「ここいいですか?」
その日は凄く冷える夜だった。空気が澄み渡り、星が爛々と輝いている。公園のベンチは一人では大き過ぎる。だから隣に座ってくれるのは大歓迎だ。
「お兄さんはここで何を?」
女の声だ。夜特有の暗さと、マフラーや帽子で素顔が見えなかったので気が付かなかった。いや、寧ろ好都合か。誰とも知らぬ相手と語らうのも悪くない。
「幼馴染と昔、ある約束をしましてね。次に帰ってきたら、この場所でまた会おうと。あれから随分経ったし、所詮は子供の頃に交わした約束、律儀に守る方の頭がおかしいんですよ」
と、見ず知らずの人に愚痴を零してしまった。
やはり他人に話すと、いい加減自分の愚かさに気が付き始めた。やはり昔の事は忘れて、今はここでの生活を───。

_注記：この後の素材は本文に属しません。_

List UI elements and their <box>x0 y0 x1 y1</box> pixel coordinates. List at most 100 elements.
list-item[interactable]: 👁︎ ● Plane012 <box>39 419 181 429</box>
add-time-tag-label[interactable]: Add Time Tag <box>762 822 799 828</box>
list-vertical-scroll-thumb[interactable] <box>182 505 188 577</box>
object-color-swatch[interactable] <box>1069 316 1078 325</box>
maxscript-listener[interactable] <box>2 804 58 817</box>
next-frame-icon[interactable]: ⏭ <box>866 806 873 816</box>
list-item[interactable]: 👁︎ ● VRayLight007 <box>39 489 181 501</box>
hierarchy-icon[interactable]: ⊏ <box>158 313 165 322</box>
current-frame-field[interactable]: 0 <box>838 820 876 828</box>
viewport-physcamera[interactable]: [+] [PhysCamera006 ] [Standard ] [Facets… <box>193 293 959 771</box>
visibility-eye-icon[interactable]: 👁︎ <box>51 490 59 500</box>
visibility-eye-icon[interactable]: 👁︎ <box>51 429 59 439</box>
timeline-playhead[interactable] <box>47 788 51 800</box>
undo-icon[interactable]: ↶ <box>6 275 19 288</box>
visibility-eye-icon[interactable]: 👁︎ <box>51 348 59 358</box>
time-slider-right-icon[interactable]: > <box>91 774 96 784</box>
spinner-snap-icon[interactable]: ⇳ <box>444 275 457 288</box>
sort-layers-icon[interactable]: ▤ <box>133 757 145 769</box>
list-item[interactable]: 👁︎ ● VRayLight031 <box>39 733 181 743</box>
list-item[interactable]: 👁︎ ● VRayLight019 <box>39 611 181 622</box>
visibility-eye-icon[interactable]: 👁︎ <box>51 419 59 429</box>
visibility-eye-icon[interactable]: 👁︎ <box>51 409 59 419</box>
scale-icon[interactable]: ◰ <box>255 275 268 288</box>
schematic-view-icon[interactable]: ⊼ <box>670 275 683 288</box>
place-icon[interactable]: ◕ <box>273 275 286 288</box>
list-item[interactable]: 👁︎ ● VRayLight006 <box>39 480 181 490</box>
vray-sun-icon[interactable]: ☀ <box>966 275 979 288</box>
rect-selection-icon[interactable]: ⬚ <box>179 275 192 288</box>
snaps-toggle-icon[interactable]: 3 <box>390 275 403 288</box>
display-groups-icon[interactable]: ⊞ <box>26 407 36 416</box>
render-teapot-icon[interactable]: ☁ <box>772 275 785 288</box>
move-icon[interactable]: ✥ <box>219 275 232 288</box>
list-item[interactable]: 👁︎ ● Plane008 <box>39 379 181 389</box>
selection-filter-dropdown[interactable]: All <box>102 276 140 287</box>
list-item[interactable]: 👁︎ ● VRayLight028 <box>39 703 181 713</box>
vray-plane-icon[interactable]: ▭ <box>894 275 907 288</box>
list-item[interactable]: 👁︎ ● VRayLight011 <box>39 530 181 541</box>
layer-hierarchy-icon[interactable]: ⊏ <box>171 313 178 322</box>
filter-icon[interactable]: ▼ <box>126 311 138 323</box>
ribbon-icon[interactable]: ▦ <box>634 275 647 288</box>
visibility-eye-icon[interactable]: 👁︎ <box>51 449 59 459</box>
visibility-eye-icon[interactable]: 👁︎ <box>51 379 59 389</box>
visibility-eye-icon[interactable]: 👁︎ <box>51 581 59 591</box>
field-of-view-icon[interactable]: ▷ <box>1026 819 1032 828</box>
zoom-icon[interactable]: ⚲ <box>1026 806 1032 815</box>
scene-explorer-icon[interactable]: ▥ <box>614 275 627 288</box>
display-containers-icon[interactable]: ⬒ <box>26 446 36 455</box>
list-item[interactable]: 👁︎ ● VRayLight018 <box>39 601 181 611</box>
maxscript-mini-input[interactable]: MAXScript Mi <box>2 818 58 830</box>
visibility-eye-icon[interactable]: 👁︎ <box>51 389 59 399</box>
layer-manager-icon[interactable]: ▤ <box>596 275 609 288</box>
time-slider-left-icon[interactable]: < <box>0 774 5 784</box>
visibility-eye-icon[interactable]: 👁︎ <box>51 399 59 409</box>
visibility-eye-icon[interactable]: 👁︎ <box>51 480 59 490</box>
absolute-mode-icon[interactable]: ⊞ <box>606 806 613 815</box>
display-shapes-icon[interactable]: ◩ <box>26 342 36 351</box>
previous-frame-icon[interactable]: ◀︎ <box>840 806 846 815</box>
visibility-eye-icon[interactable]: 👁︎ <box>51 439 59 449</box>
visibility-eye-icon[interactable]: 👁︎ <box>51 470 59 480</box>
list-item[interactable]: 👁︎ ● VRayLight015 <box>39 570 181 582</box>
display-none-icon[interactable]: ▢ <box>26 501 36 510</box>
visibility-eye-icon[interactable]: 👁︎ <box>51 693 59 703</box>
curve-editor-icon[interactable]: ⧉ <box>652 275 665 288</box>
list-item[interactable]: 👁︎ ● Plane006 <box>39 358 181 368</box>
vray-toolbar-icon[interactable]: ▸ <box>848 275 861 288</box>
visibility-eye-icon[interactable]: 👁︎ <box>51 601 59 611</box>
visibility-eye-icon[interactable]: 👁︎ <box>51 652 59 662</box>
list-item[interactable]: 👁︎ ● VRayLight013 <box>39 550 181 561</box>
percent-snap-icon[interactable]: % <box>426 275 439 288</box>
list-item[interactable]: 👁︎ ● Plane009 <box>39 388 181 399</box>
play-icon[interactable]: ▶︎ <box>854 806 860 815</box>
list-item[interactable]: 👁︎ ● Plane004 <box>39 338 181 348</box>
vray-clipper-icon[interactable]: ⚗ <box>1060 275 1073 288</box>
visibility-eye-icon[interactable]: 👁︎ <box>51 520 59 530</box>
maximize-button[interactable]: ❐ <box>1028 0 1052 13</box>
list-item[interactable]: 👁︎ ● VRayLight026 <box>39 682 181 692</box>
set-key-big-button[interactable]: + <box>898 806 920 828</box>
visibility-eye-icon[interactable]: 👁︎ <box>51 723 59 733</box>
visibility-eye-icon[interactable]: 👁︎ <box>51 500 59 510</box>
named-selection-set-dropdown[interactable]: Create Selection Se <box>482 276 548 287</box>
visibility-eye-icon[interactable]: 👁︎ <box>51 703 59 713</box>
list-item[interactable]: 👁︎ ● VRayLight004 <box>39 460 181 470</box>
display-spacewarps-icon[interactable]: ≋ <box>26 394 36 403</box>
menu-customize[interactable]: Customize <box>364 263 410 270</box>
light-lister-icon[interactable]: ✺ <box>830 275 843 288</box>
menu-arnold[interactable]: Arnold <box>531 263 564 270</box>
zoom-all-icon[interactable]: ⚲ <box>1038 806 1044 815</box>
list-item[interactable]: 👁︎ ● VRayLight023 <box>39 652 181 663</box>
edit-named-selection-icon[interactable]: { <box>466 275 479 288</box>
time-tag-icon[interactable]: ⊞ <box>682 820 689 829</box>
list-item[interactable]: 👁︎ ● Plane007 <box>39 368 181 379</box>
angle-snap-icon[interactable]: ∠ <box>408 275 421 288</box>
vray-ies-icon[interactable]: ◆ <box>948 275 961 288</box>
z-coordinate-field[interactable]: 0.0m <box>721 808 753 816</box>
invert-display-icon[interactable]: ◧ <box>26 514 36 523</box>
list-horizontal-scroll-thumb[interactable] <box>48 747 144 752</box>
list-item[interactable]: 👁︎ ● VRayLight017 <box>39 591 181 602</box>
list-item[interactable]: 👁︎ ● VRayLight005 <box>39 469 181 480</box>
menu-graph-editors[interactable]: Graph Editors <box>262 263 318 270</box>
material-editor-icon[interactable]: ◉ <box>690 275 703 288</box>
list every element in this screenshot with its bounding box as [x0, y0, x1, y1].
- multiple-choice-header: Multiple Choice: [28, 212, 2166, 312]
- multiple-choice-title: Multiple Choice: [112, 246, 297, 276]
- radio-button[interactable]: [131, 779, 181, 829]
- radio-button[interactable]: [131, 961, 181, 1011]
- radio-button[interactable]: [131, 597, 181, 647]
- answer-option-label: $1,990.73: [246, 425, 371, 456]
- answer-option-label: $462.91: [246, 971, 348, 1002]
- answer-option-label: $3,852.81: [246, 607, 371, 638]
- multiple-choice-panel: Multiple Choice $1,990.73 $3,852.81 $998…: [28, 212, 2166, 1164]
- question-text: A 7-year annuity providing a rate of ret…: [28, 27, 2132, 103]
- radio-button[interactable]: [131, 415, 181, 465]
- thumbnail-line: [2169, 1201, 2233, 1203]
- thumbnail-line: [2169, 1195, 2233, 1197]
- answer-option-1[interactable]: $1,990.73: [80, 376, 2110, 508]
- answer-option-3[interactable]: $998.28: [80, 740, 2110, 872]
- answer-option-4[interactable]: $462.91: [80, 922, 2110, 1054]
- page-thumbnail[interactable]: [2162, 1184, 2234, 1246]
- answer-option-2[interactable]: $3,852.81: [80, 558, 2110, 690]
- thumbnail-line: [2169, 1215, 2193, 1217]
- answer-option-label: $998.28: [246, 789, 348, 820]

立ち上がろうとした俺の服の裾がぐいと引っ張られる。思わず振り返るとその女性は僅かに聞こえるくらいの声量で、
「じゃあ私の頭もおかしいって事になるのかな?」
イタズラが成功した小悪魔的な微笑を浮かべて、彼女は隠していた素顔を顕にした。その瞬間、昔の記憶が、感情が、湯のように溢れ出て、俺の心が瑞々しく震えた。
「おかえり、お兄さん?」
ケラケラと弾むように笑う彼女の笑顔を俺は今後一生、絶対に忘れないだろう。